Lessons learned and looking ahead
As this campaign was Pokémon’s first global competition, it was certainly a learning exercise about the challenges involved in delivering a physical prize across multiple geographies. Pokémon and PromoVeritas learned the importance of giving each market as much time as possible to localize. Whilst it ran the campaign in 17 markets, the original aim was 22, with some countries running short on time. Beyond this, it also demonstrated some practical challenges:
“Each country has its postal system. With each system varying in its sophistication, it results in a lot of missed deliveries and returned items, which become expensive. Thinking carefully about the logistics is a must.”

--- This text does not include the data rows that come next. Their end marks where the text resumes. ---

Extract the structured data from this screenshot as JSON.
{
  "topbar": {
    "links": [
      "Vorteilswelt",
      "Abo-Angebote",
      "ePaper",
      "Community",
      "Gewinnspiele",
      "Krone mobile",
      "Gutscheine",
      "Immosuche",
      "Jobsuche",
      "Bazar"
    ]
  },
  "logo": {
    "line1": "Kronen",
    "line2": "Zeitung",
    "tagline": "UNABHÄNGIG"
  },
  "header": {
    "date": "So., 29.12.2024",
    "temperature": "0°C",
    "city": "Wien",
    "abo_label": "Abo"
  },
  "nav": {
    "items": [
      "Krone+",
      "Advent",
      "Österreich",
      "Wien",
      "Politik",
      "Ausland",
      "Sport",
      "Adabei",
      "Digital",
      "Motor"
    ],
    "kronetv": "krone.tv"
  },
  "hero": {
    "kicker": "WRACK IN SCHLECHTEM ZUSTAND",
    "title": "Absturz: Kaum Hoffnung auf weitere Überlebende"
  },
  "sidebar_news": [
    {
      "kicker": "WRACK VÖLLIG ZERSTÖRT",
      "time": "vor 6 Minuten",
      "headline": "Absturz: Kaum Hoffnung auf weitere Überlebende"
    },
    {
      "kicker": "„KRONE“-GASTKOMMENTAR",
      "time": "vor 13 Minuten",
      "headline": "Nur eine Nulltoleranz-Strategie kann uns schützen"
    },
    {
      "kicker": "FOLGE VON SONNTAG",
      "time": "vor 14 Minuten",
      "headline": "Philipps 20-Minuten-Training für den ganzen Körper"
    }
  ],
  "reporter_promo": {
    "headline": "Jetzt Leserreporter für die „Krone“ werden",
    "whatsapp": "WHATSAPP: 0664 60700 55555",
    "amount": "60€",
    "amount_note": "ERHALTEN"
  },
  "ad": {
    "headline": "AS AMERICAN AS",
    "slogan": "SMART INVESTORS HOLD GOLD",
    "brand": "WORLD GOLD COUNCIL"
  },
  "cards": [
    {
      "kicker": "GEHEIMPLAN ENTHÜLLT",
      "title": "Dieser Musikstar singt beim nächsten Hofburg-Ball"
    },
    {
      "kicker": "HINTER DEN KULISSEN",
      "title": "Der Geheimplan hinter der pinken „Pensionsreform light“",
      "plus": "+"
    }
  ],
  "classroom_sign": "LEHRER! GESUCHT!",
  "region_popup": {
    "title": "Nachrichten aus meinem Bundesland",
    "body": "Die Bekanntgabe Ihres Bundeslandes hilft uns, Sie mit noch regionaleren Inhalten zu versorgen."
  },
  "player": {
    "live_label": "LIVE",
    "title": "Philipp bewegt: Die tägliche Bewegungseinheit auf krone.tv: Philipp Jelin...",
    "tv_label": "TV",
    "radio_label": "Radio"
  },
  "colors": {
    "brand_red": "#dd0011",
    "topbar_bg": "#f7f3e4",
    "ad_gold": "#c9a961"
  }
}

Moreover, PromoVeritas learned much about Pokémon’s audience.
“The demographic of entrants were expected to skew more heavily to a younger audience, under 18 years old. However, there was huge popularity among the middle ground, around 24 years old. Knowing this, we could have targeted the promotion in a slightly different way. But it was incredibly positive to gain followers from the under-18s market. If we hadn’t got the right legal framework in place, we would have missed out on a huge chunk of the audience.”
This experience has equipped Pokémon for future competitions. Not only has it proven that global competition can increase followers and remain legally compliant, but the infrastructure is also now in place to make the process far smoother.
The digital competition entry platform is ready and customizable for future iterations; the legal work is complete for 21 countries, including under-18s; and future costs will be far lower as a result. Pokémon has all the cards in hand to target its global audience with even more localized prize competitions.